Thursday, March 10, 2005

The clot thickens

How not very odd. Being hardly surprised by much at all these days.

While the White House amplifies it's volume on a steadily receding soap box (what is that roar - could it be real people taking advantage of camped up dissent? More importantly, what is that silence - could it be real people peeking behind the facade?) and tries to pretend to evict Syrian troops from Lebanon (anything to divert eyes from its own occupying troops) one detects an ill concealed bent card up torn sleeve.

As George and Leeza wave limp banners at Syria in rapidly dispersing hot air, one chances upon more records pertaining to outsourced detention. Oh yes, it's that dirty laundry airing itself again.

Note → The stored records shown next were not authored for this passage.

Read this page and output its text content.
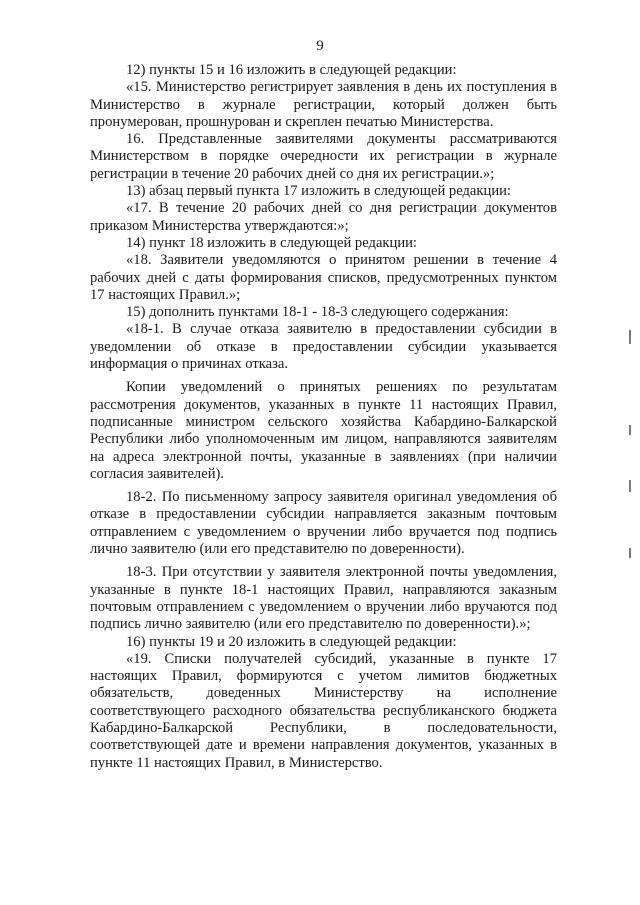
9

12) пункты 15 и 16 изложить в следующей редакции:

«15. Министерство регистрирует заявления в день их поступления в Министерство в журнале регистрации, который должен быть пронумерован, прошнурован и скреплен печатью Министерства.

16. Представленные заявителями документы рассматриваются Министерством в порядке очередности их регистрации в журнале регистрации в течение 20 рабочих дней со дня их регистрации.»;

13) абзац первый пункта 17 изложить в следующей редакции:

«17. В течение 20 рабочих дней со дня регистрации документов приказом Министерства утверждаются:»;

14) пункт 18 изложить в следующей редакции:

«18. Заявители уведомляются о принятом решении в течение 4 рабочих дней с даты формирования списков, предусмотренных пунктом 17 настоящих Правил.»;

15) дополнить пунктами 18-1 - 18-3 следующего содержания:

«18-1. В случае отказа заявителю в предоставлении субсидии в уведомлении об отказе в предоставлении субсидии указывается информация о причинах отказа.

Копии уведомлений о принятых решениях по результатам рассмотрения документов, указанных в пункте 11 настоящих Правил, подписанные министром сельского хозяйства Кабардино-Балкарской Республики либо уполномоченным им лицом, направляются заявителям на адреса электронной почты, указанные в заявлениях (при наличии согласия заявителей).

18-2. По письменному запросу заявителя оригинал уведомления об отказе в предоставлении субсидии направляется заказным почтовым отправлением с уведомлением о вручении либо вручается под подпись лично заявителю (или его представителю по доверенности).

18-3. При отсутствии у заявителя электронной почты уведомления, указанные в пункте 18-1 настоящих Правил, направляются заказным почтовым отправлением с уведомлением о вручении либо вручаются под подпись лично заявителю (или его представителю по доверенности).»;

16) пункты 19 и 20 изложить в следующей редакции:

«19. Списки получателей субсидий, указанные в пункте 17 настоящих Правил, формируются с учетом лимитов бюджетных обязательств, доведенных Министерству на исполнение соответствующего расходного обязательства республиканского бюджета Кабардино-Балкарской Республики, в последовательности, соответствующей дате и времени направления документов, указанных в пункте 11 настоящих Правил, в Министерство.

In 2002, the United States...Transferred Maher Arar, a Syrian-born Canadian citizen, to Syria after having detained him in New York as he was en route from Tunisia to Montreal. On November 4 in Ottawa, Arar publicly asserted that, while held in Syrian prisons for 10 months, he was repeatedly tortured by being whipped with a thick electric cable and threatened with electric shocks. more and more and more and more.

For years the US has been sending people to US funded regimes to do the dirty work that a US constitution can not (would not?) allow. So, why the sudden "clamp down" on partners in crime. What can we surmise from this. If George and Leeza are threatening to take out Syria does that mean the US is going to offload interrogations onto one of the other many regimes that Bush's father compliantly seeded? Or does it simply mean the US has interrogative means closer at hand. Within it's own borders.

Western governments have been quietly outsourcing detention and interrogation for decades. It is a practice manifest at the upper levels of administration, conveniently out of sight of many mid level "public servants" who'd otherwise be appalled, had they any inkling their positions existed within such a framework.